Terdengar helaan napas dari Suri. "Lo bisa panggil gue daripada lari-lari kayak bocah."

Karen hanya diam, rasanya seperti dimarahi Papa habis nonton drakor sampai subuh.

"Tapi aku emang bocah, belum 17 tahun," cicit Karen.

"Terserah lo, deh." Suri melirik lutut Karen yang kotor. Dia yakin pasti gadis itu sedang menahan sakit. Yaa, gile aja, bro, masa habis nyusruk nggak sakit?

"Koh Suri tadi-"

"Berdarah tuh." Suri menunjuk lutut Karen dengan matanya.

"HAH? Yang mana?!" Gadis itu panik.

"Itu." Kali ini Suri menunjuk dengan jarinya.

Karen meraba-raba lututnya dan benar, ada bagian yang terasa perih. Dia meringis. Capek-capek pakai body lotion biar mulus malah gradakan lagi gara-gara nyungsep. Sementara Suri hanya memerhatikan raut wajah Karen yang seolah sedang merengek. Dia melihat arloji, jika hanya setengah jam berarti tidak akan terjebak macet bubaran pabrik baru di daerah rumahnya.

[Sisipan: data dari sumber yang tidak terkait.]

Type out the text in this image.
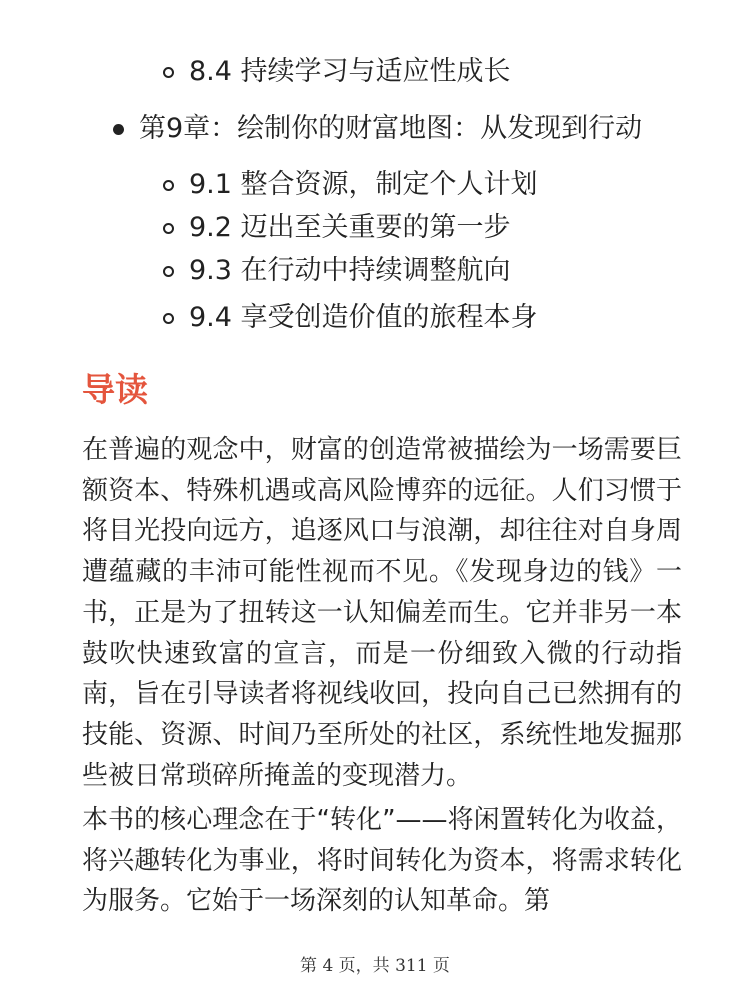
8.4 持续学习与适应性成长
第9章：绘制你的财富地图：从发现到行动
9.1 整合资源，制定个人计划
9.2 迈出至关重要的第一步
9.3 在行动中持续调整航向
9.4 享受创造价值的旅程本身
导读

在普遍的观念中，财富的创造常被描绘为一场需要巨额资本、特殊机遇或高风险博弈的远征。人们习惯于将目光投向远方，追逐风口与浪潮，却往往对自身周遭蕴藏的丰沛可能性视而不见。《发现身边的钱》一书，正是为了扭转这一认知偏差而生。它并非另一本鼓吹快速致富的宣言，而是一份细致入微的行动指南，旨在引导读者将视线收回，投向自己已然拥有的技能、资源、时间乃至所处的社区，系统性地发掘那些被日常琐碎所掩盖的变现潜力。

本书的核心理念在于“转化”——将闲置转化为收益，将兴趣转化为事业，将时间转化为资本，将需求转化为服务。它始于一场深刻的认知革命。第

第 4 页，共 311 页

"Ikut gue." Suri menarik tangan Karen.

Gadis itu hanya menurut saja, lututnya sakit dan dia ingin menangis. Terakhir jatuh langsung menyentuh aspal sudah tiga tahun lalu waktu SMP, gara-gara lari waktu lapangan masih basah karena hujan dan disaksikan para anak SMA di sekolahnya terdahulu. Karen ingin merutuki dirinya sendiri, mengapa dia selalu memalukan di depan lawan jenis? Pantas saja kisah cintanya tidak pernah selancar Shafira.

Suri menyuruh Karen untuk duduk di kursi dekat tukang steamboat sementara ia membeli plester luka. Ada-ada saja kelakuan bocah satu itu, pakai segala nyungsep waktu suasana hatinya lagi badmood parah. Ketika Suri selesai membeli plester dan berjalan kembali menghampiri Karen, dia baru menyadari sesuatu. Sebuah perasaan aneh yang sudah lama tidak ia rasakan, kini kembali mencuat terhadap gadis itu.

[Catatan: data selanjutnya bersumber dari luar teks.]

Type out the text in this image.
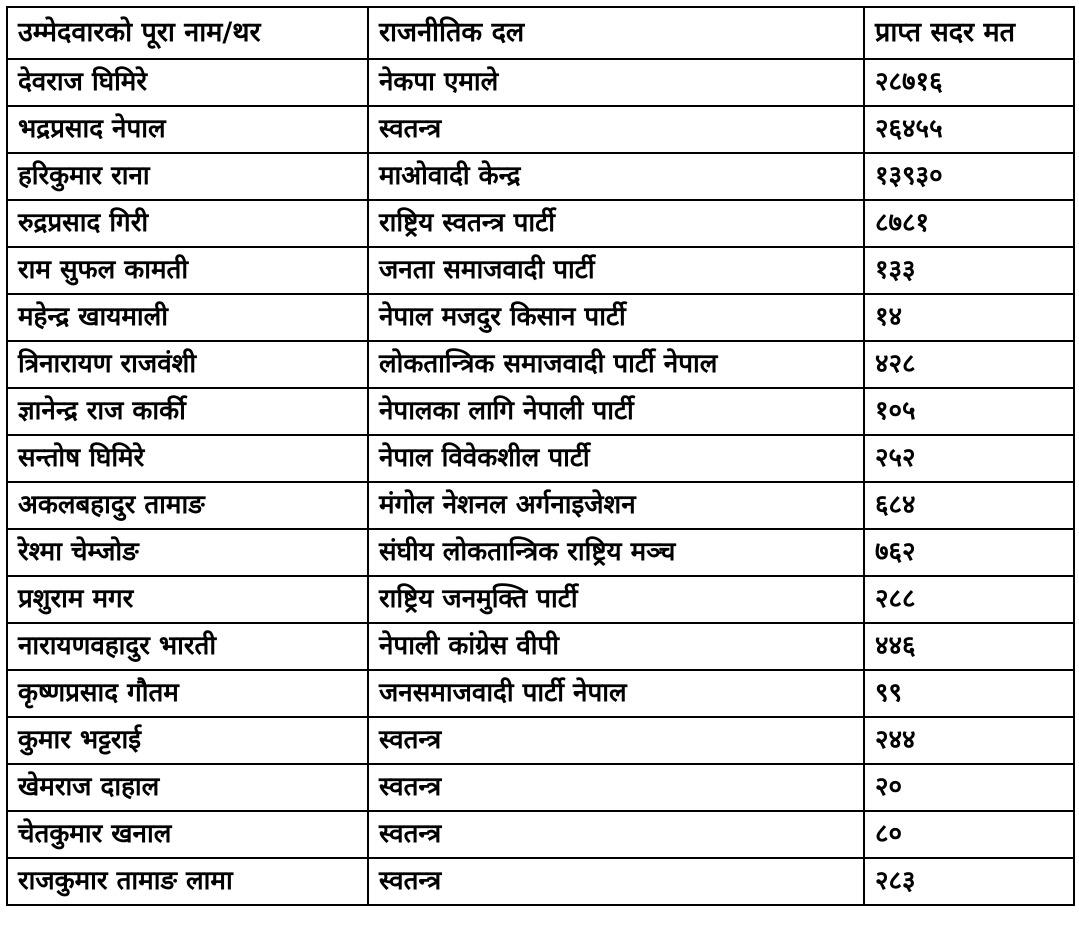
उम्मेदवारको पूरा नाम/थर	राजनीतिक दल	प्राप्त सदर मत
देवराज घिमिरे	नेकपा एमाले	२८७१६
भद्रप्रसाद नेपाल	स्वतन्त्र	२६४५५
हरिकुमार राना	माओवादी केन्द्र	१३९३०
रुद्रप्रसाद गिरी	राष्ट्रिय स्वतन्त्र पार्टी	८७८१
राम सुफल कामती	जनता समाजवादी पार्टी	१३३
महेन्द्र खायमाली	नेपाल मजदुर किसान पार्टी	१४
त्रिनारायण राजवंशी	लोकतान्त्रिक समाजवादी पार्टी नेपाल	४२८
ज्ञानेन्द्र राज कार्की	नेपालका लागि नेपाली पार्टी	१०५
सन्तोष घिमिरे	नेपाल विवेकशील पार्टी	२५२
अकलबहादुर तामाङ	मंगोल नेशनल अर्गनाइजेशन	६८४
रेश्मा चेम्जोङ	संघीय लोकतान्त्रिक राष्ट्रिय मञ्च	७६२
प्रशुराम मगर	राष्ट्रिय जनमुक्ति पार्टी	२८८
नारायणवहादुर भारती	नेपाली कांग्रेस वीपी	४४६
कृष्णप्रसाद गौतम	जनसमाजवादी पार्टी नेपाल	९९
कुमार भट्टराई	स्वतन्त्र	२४४
खेमराज दाहाल	स्वतन्त्र	२०
चेतकुमार खनाल	स्वतन्त्र	८०
राजकुमार तामाङ लामा	स्वतन्त्र	२८३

Perasaan yang telah diragukan Siwa akan bisa kembali Suri rasakan atau tidak. Suri yang meyakinkan dirinya sendiri bahwa Karen adalah permulaan namun mengapa disaat hal ini terjadi, dia justru bingung dan merasa aneh.

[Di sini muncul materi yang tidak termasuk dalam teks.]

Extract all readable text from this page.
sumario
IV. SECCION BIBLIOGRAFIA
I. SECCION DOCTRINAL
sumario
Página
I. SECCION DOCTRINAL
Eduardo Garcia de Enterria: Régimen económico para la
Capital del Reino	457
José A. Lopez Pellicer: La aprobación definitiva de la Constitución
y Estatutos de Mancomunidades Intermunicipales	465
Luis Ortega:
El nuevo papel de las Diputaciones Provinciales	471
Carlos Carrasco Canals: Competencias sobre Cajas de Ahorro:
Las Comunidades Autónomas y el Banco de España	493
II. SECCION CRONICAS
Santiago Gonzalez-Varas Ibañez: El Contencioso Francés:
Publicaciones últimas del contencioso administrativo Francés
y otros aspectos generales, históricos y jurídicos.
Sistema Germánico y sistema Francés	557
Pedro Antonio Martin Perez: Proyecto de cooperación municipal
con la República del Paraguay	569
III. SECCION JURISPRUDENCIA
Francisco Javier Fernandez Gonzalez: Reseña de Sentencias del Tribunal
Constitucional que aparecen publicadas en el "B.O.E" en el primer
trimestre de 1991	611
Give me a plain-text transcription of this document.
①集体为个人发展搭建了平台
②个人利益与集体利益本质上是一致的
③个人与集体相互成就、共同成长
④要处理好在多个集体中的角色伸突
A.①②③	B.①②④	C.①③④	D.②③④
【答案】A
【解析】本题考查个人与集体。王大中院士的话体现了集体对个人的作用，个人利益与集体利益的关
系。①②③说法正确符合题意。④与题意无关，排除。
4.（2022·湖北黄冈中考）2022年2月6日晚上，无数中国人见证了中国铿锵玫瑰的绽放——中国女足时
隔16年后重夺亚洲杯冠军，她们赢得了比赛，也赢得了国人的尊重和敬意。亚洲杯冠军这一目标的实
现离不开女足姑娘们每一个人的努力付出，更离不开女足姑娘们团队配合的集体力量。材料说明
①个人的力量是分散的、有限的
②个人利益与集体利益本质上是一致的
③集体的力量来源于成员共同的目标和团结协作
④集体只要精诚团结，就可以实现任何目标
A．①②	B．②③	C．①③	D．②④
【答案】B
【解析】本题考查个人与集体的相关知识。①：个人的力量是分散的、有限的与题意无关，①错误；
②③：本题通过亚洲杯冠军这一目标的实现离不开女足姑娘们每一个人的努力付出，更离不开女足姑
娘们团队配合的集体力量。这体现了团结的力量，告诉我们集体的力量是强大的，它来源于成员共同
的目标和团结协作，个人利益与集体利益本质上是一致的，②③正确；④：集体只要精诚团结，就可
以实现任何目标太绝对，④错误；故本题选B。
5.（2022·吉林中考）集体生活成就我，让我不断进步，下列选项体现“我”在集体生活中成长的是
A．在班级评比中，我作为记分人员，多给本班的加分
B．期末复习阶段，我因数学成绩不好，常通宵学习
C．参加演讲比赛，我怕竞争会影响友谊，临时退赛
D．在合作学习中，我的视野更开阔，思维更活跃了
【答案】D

Iba. Sudah lama dia tidak merasa iba pada orang lain. Melihat Karen jatuh hingga lututnya berdarah ditambah alasan karena mengejarnya membuat Suri kasihan pada perempuan itu.

Tapi mengapa Karen? Mengapa dia tidak merasakan hal serupa saat melihat Marisa tersungkur di lapangan sehabis pemanasan padahal gadis itu baris di sebelah dirinya? Suri tidak tahu.

"Koh Suri!"

Panggilan dari Karen membuat Suri melanjutkan langkahnya menuju gadis itu.

"Lama amat, perih nih dengkul aku," ujar Karen.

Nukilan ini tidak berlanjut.